Use hourly child care.
If you live on or near base, you can take advantage of hourly care to get some precious alone time. It can be tempting to use all of that time productively, but sometimes we are actually more productive once we’ve given ourselves some time to enjoy life.
Use school time.
If you have some time when everyone is at school and work, it is prime “date” time for you to do something you love.
Use the evenings.
I don’t know what I do half the time in the evenings. I’m typically too tired to be productive but not yet ready to give in to the oblivion of sleep. I wind up sitting on my couch scrolling the internet and procrastinating dinner cleanup. Eventually, I crash into bed, both face and dishes unwashed and wondering where the last two hours went. If this sounds like you, try and find something you genuinely enjoy to do some evening. Watch a favorite movie, bake something you’ve been wanting to try, leave the house for a late-night shopping session…whatever it is, do it.

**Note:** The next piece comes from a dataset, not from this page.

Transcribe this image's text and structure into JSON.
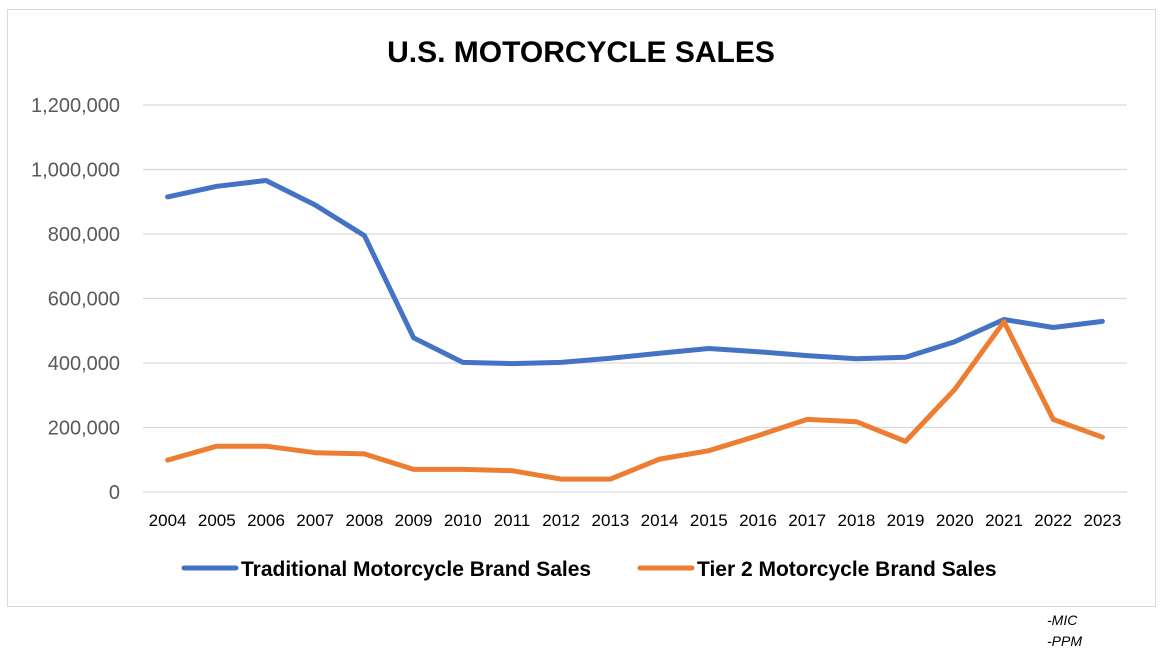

Once you’ve found a time to take yourself on a date, the next hurdle is deciding what to do.
I’ve heard many of my friends bemoan that after giving so much of themselves to their families, they don’t know what they like to do anymore. Let this be your chance to experiment and find out.
Have you always liked dance? Find a studio that teaches adult classes.
Is crafting your thing? Find a local class, or take yourself to the store and pick out supplies to make something.
Love music? Go on a walk and listen to an entire album, or find a time to sit down at the piano or pull out that guitar you used to play in college.
Walk though an antique or thrift shop and find something that will make your house feel more like home.
Find a local hike, or try a new dessert shop.
There’s no wrong way to do it. The only requirement is that you’re doing something for no other reason than that you love it.
I’m in a season where, for a few mornings a week, I have time by myself. It’s been shocking to discover how quickly that time fills with doctor’s appointments, errands, and work projects. But as I’ve set aside a morning every few weeks to take myself on a date, I’ve felt happier in my day-to-day life and responsibilities. Taking myself on a date gives me something to look forward to. I’ve tried out a salt cave spa (highly recommend) and rented a kayak. I’ve gone to a local chocolatier. Sometimes, I just want to make the drive to the Trader Joe’s several towns away and wander the aisles to see what’s new.
We all try to prioritize our relationships with our spouses, children, and friends. Why not prioritize your relationship with yourself, too?
Take yourself out on a date and let us know how it goes. You just might remember how much you enjoy your own company.